L’histoire est tout entière dans le titre. La dérive d’un grand flic new-yorkais qui bascule de l’autre côté de la loi. Don Winslow est un auteur majeur qui signe ici une nouvelle pépite. Très noire. Très réaliste. Et si le sujet peut apparaître maintes fois rebattu, Winslow y apporte son empathie. Sa force narrative. Une descente aux enfers menée à 100 à l’heure qui vaut clairement le détour.

Pourquoi je vous le conseille ?

Car Don Winslow est un auteur américain incontournable, au même titre qu’un James Ellroy ou un Dennis Lehane. Une référence de la littérature au-delà du roman noir et de ses prises de positions politiques. Car il dénonce des systèmes – politiques, judiciaires, policiers, fédéraux – viciés, sans manichéisme, mais avec un très grand réalisme, en se nourrissant d’une recherche documentaire en béton armé. Du très lourd. Très complexe. Parce que même si sa trilogie mexicaine*, chronique flamboyante et ultra-violente sur la guerre contre la drogue, demeure inégalée, Corruption ne démérite pas et nous plonge dans l’atmosphère viciée de Manhattan, aux côtés d’un flic véreux qu’on n’arrive pas à détester complètement. Car c’est un roman qui secoue, ébranle, qui choque aussi, mais qu’on n’arrive pas à lâcher. Car on n’est pas près d’oublier Denny Malone et ses coéquipiers.
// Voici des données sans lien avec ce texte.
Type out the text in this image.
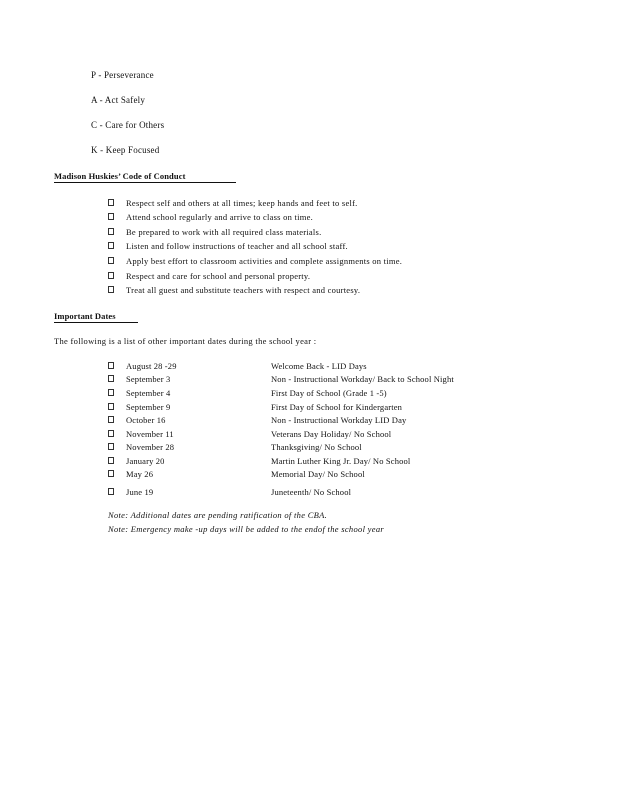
P - Perseverance
A - Act Safely
C - Care for Others
K - Keep Focused
Madison Huskies’ Code of Conduct
Respect self and others at all times; keep hands and feet to self.
Attend school regularly and arrive to class on time.
Be prepared to work with all required class materials.
Listen and follow instructions of teacher and all school staff.
Apply best effort to classroom activities and complete assignments on time.
Respect and care for school and personal property.
Treat all guest and substitute teachers with respect and courtesy.
Important Dates
The following is a list of other important dates during the school year :
August 28 -29	Welcome Back - LID Days
September 3	Non - Instructional Workday/ Back to School Night
September 4	First Day of School (Grade 1 -5)
September 9	First Day of School for Kindergarten
October 16	Non - Instructional Workday LID Day
November 11	Veterans Day Holiday/ No School
November 28	Thanksgiving/ No School
January 20	Martin Luther King Jr. Day/ No School
May 26	Memorial Day/ No School
June 19	Juneteenth/ No School
Note: Additional dates are pending ratification of the CBA.
Note: Emergency make -up days will be added to the endof the school year
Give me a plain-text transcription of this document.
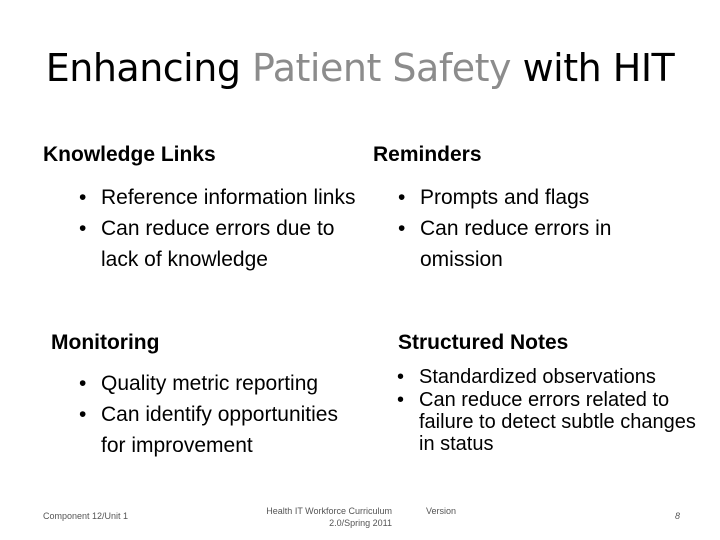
Enhancing Patient Safety with HIT
Knowledge Links
• Reference information links
• Can reduce errors due to lack of knowledge
Reminders
• Prompts and flags
• Can reduce errors in omission
Monitoring
• Quality metric reporting
• Can identify opportunities for improvement
Structured Notes
• Standardized observations
• Can reduce errors related to failure to detect subtle changes in status
Component 12/Unit 1	Health IT Workforce Curriculum
2.0/Spring 2011
Version	8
*Trilogie mexicaine : La Griffe du Chien (The Power of the dog, 2007) – Cartel (The Cartel, 2015) – La Frontière (The Border, 2021)

POUR DENNY MALONE, HÉROS SHAKESPEARIEN. Il y a du Macbeth dans ce héros dont on vante la loyauté et qui en vient à renier ses valeurs et trahir les siens. Car il est bel et bien corrompu, Denny. Et aussi manipulateur, charismatique. Et seul (alone de Malone…).  Un flic d’élite qui, en franchissant la ligne jaune une fois de trop, va faire basculer son destin du côté irrémédiable de la Force. Car il faut en faire pas mal pour dépasser les bornes dans ce système globalement corrompu jusqu’au trognon. En 18 ans de service, Denny a eu le temps de dévier progressivement, un pas après l’autre. Pourtant il n’est pas entièrement mauvais. Plutôt écartelé entre sa mission (lutter contre le crime) et les nombreuses tentations de déjouer les règles (pour arrondir ses fins de mois). En adoptant le point de vue interne, celui de Denny, dans un récit à la troisième personne, Winslow nous projette cœur du dilemme impossible qui l’étreint. Car si Malone a tabassé des suspects, tiré sans sommation, passé des enveloppes à droite à gauche, il est aussi celui qui sauve des vies, défend les laissés pour compte. Vient en aide aux victimes. Aussi nous apparait-il sympathique aux entournures, digne de compassion, alors même que la légitimité de ses actes devient intenable. Pas si simple de se tenir droit dans un engrenage qui vous happe, vous broie, vous digère, avant de vous recracher en mille morceaux. Et si le personnage de Denny n’est pas réel mais le fruit d’un long processus d’études, recherches et discussions de Winslow avec son réseau de flics, il est aussi une image déformée de l’auteur. Lui-même né et élevé à Staten Island. Ayant vécu et travaillé dans les mêmes rues que sillonne notre héros.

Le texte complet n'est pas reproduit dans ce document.